Applying financial rules to energy companies will hurt consumers and reduce the industry’s competitiveness, argues Paul Dawson.
Paul Dawson is the chairman of the European Federation of Energy Traders (EFET).
When we think about energy or industrial companies, or even local municipalities, rarely do we associate them with banks or other financial institutions. However, this is exactly what the European Securities and Markets Authority (ESMA) and the European Commission are currently considering as they set out ways of implementing wide-ranging financial legislation.
This past September represents the seventh anniversary of Lehmann Brothers’ collapse. Today, ESMA and the Commission will be putting the finishing touches to the implementing measures under the revised Markets in Financial Instruments Directive (MiFID II); one of the key elements of the package designed to address the underlying causes of the financial collapse. It is therefore a good time to reflect on the reforms and whether they will indeed provide the ‘cure’ for the financial market, or rather achieve a pyrrhic victory at the cost of killing the real economy.
MIFID II includes exemptions for companies whose energy trading activity is “ancillary” to their main industrial and commercial business. The exemption currently proposed by ESMA, however, renders the scale of a company’s asset base and primary industrial and commercial business irrelevant. As a result the regulation’s original intent is severely undermined because energy and other real economy companies will be subject to the requirements that apply to investment banks.
The differences are clear, as are the consequences. Unlike banks and other financial institutions, energy companies take no deposits from private clients, are not suppliers of credit and are not excessively leveraged. They deal only with professional counterparties in the wholesale market and pose no risk to financial market stability. There is no question that greater oversight of financial markets is needed. It should be borne in mind, however, that energy markets are already subject to rigorous oversight at the EU level and the full range of financial market rules. As such, no ‘level playing field’ needs to be achieved.
Failing to consider the industrial and commercial business and corresponding asset base in designing secondary legislation under MiFID II will inadvertently damage the structure and liquidity of Europe’s energy markets. Many producers and suppliers of energy, including some medium-sized utilities, would either be treated as if they were banks, subject to higher trading costs and onerous capital requirements, or forced to reduce substantially their activity in the market.
It is clear that a reduction in market liquidity and a decrease of competition in Europe’s energy markets would ensue. That, in turn would increase the burden on the energy sector and corresponding costs and risks to business and residential energy consumers to the tune of tens of billions of Euros. Recent industry calculations concluded that these costs would amount to €6.8bn per year for every percentage increase in final prices of electricity and gas and €12bn for every additional hour that supply is expected not to meet demand, causing a blackout.

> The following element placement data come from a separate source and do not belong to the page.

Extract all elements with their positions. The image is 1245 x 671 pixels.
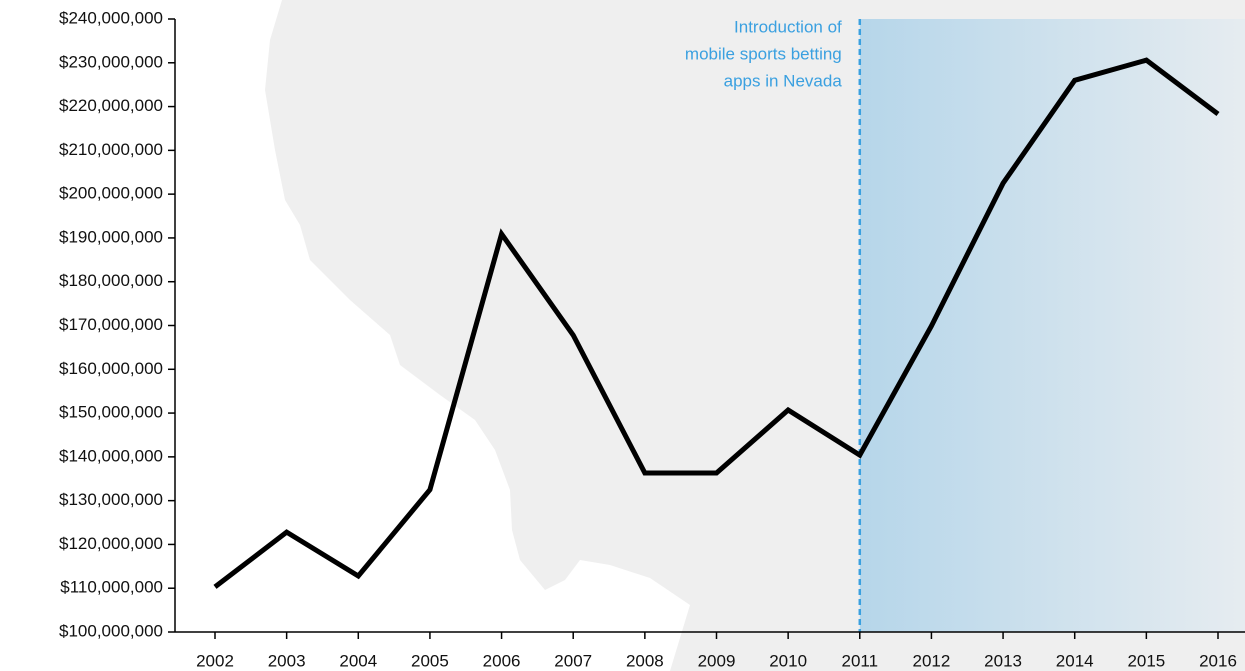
- x-tick-label: 2009: [698, 651, 736, 670]
- x-tick-label: 2014: [1056, 651, 1094, 670]
- y-tick-label: $100,000,000: [59, 621, 163, 640]
- x-tick-label: 2004: [339, 651, 377, 670]
- x-tick-label: 2015: [1127, 651, 1165, 670]
- y-tick-label: $210,000,000: [59, 140, 163, 159]
- x-tick-label: 2002: [196, 651, 234, 670]
- x-tick-label: 2013: [984, 651, 1022, 670]
- annotation-text: mobile sports betting: [685, 44, 842, 63]
- y-tick-label: $150,000,000: [59, 403, 163, 422]
- y-tick-label: $200,000,000: [59, 184, 163, 203]
- x-tick-label: 2011: [842, 651, 879, 670]
- y-tick-label: $220,000,000: [59, 96, 163, 115]
- x-tick-label: 2007: [554, 651, 592, 670]
- y-tick-label: $110,000,000: [60, 578, 163, 597]
- y-tick-label: $230,000,000: [59, 52, 163, 71]
- annotation-text: Introduction of: [734, 17, 842, 36]
- y-tick-label: $190,000,000: [59, 227, 163, 246]
- highlight-region: [859, 19, 1245, 632]
- x-tick-label: 2016: [1199, 651, 1237, 670]
- y-tick-label: $120,000,000: [59, 534, 163, 553]
- x-tick-label: 2008: [626, 651, 664, 670]
- x-tick-label: 2012: [913, 651, 951, 670]
- y-tick-label: $160,000,000: [59, 359, 163, 378]
- annotation-text: apps in Nevada: [724, 71, 843, 90]
- y-tick-label: $140,000,000: [59, 446, 163, 465]
- y-tick-label: $240,000,000: [59, 8, 163, 27]
- y-tick-label: $170,000,000: [59, 315, 163, 334]
- data-line: [213, 57, 1220, 589]
- x-tick-label: 2005: [411, 651, 449, 670]
- x-tick-label: 2010: [769, 651, 807, 670]
- x-tick-label: 2006: [483, 651, 521, 670]
- x-tick-label: 2003: [268, 651, 306, 670]
- y-tick-label: $180,000,000: [59, 271, 163, 290]
- y-tick-label: $130,000,000: [59, 490, 163, 509]
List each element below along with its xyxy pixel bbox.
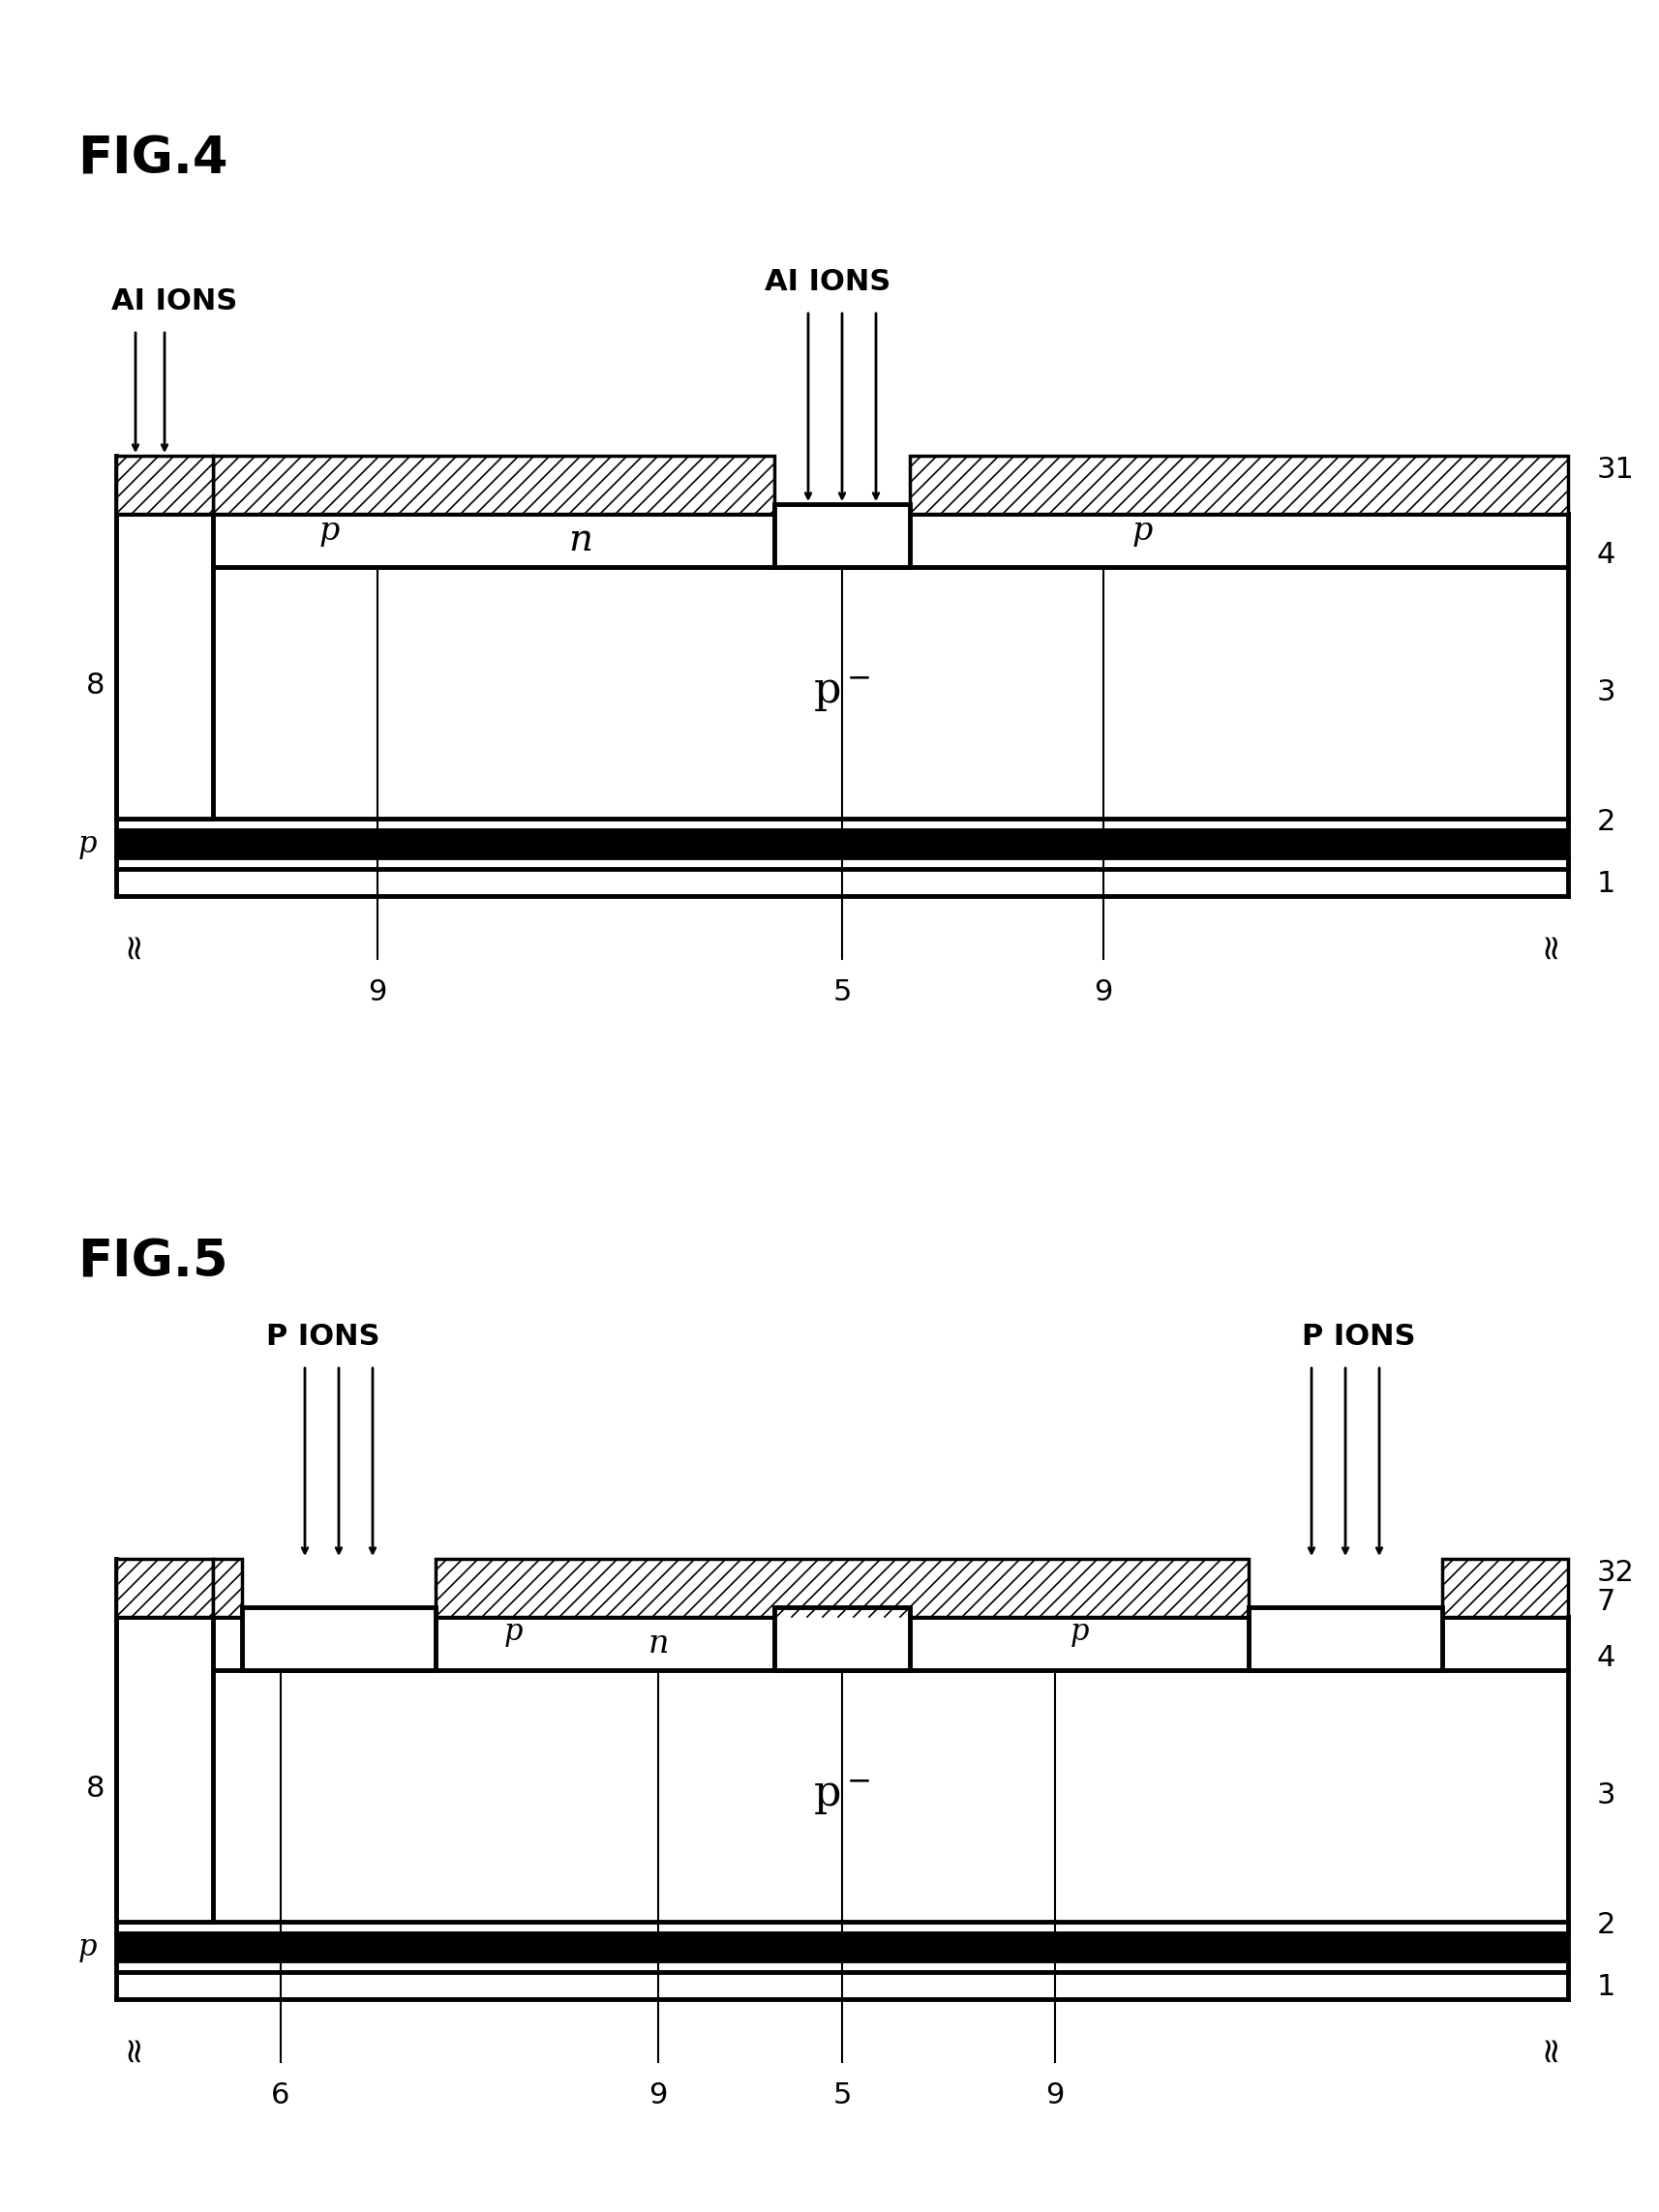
Bar — [775, 1608, 909, 1670]
Text: FIG.4: FIG.4 — [78, 135, 227, 186]
Text: 6: 6 — [272, 2081, 290, 2110]
Text: 8: 8 — [86, 1774, 105, 1803]
Text: n$^+$: n$^+$ — [320, 1626, 357, 1652]
Bar — [116, 1617, 212, 1922]
Text: 32: 32 — [1598, 1559, 1634, 1588]
Text: ≈: ≈ — [118, 2033, 149, 2062]
Bar — [242, 1608, 436, 1670]
Text: p$^+$: p$^+$ — [146, 650, 182, 684]
Bar — [212, 1559, 242, 1617]
Bar — [116, 1559, 212, 1617]
Bar — [1442, 1559, 1568, 1617]
Text: 9: 9 — [368, 978, 387, 1006]
Bar — [116, 513, 212, 818]
Text: ≈: ≈ — [1535, 2033, 1568, 2062]
Text: P IONS: P IONS — [1302, 1323, 1415, 1352]
Text: n$^+$: n$^+$ — [1327, 1626, 1364, 1652]
Bar — [116, 1933, 1568, 1960]
Text: p: p — [78, 830, 96, 858]
Text: p: p — [319, 515, 340, 546]
Text: 9: 9 — [1093, 978, 1113, 1006]
Text: p: p — [504, 1617, 523, 1648]
Text: p: p — [78, 1931, 96, 1962]
Text: 2: 2 — [1598, 1911, 1616, 1940]
Text: ≈: ≈ — [1535, 929, 1568, 960]
Text: 8: 8 — [86, 672, 105, 699]
Text: 5: 5 — [833, 2081, 851, 2110]
Text: p$^+$: p$^+$ — [823, 1621, 861, 1655]
Text: 3: 3 — [1598, 1783, 1616, 1809]
Text: p: p — [1070, 1617, 1088, 1648]
Text: FIG.5: FIG.5 — [78, 1237, 227, 1287]
Bar — [775, 504, 909, 566]
Text: P IONS: P IONS — [265, 1323, 380, 1352]
Text: 4: 4 — [1598, 542, 1616, 568]
Text: AI IONS: AI IONS — [765, 268, 891, 296]
Text: n: n — [647, 1628, 669, 1659]
Text: p: p — [1131, 515, 1153, 546]
Text: 1: 1 — [1598, 1973, 1616, 2002]
Bar — [116, 456, 212, 513]
Text: 31: 31 — [1598, 456, 1634, 484]
Text: 4: 4 — [1598, 1644, 1616, 1672]
Bar — [116, 830, 1568, 858]
Text: AI IONS: AI IONS — [111, 288, 237, 316]
Text: p$^+$: p$^+$ — [823, 520, 861, 553]
Bar — [1249, 1608, 1442, 1670]
Text: 9: 9 — [1045, 2081, 1065, 2110]
Text: 2: 2 — [1598, 807, 1616, 836]
Text: 9: 9 — [649, 2081, 667, 2110]
Bar — [909, 456, 1568, 513]
Text: ≈: ≈ — [118, 929, 149, 960]
Text: 7: 7 — [1598, 1588, 1616, 1617]
Text: p$^-$: p$^-$ — [813, 672, 871, 714]
Bar — [212, 456, 775, 513]
Text: 5: 5 — [833, 978, 851, 1006]
Bar — [436, 1559, 1249, 1617]
Text: p$^-$: p$^-$ — [813, 1774, 871, 1816]
Text: p$^+$: p$^+$ — [146, 1752, 182, 1785]
Text: 1: 1 — [1598, 869, 1616, 898]
Text: 3: 3 — [1598, 679, 1616, 708]
Text: n: n — [569, 522, 592, 557]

Adopting proposals that would inflict significant additional costs on the European economy and harm the EU’s competitiveness would be in stark contrast with some of the key policy objectives of the Commission. They would come in addition to another recent ESMA proposal – to remove the hedge exclusion under the EMIR regulation – that would cost European business some €200bn. Indeed, a similar order of magnitude to the EU’s flagship European Fund for Strategic Investments…
The EU’s Better Regulation Agenda should ensure that any new proposals “meet policy goals at minimum cost and deliver maximum benefits to citizens, businesses and workers while avoiding all unnecessary regulatory burdens […] allowing the EU to ensure its competitiveness in the global economy”. The Energy Union should drive down energy costs, complete the internal energy market and reduce greenhouse gas emissions. It is difficult to see how the current proposals would contribute to these important EU policy goals.
It is not surprising that questions about the current approach have been raised by the governments of Germany, France and the United Kingdom as well as by national energy regulators. All stress that a company’s physical or commercial activity should be taken into account – the so-called ‘capital employed test’ – when determining eligibility for an exemption of MIFID licensing. The consequences might otherwise be dire not only for the energy sector, but also for the real economy and Europe’s competitiveness.
We call on European regulators to adopt the capital employed test to avert any unintended consequences, while ensuring that energy markets remain efficient and open to competition for the benefit of European businesses and consumers.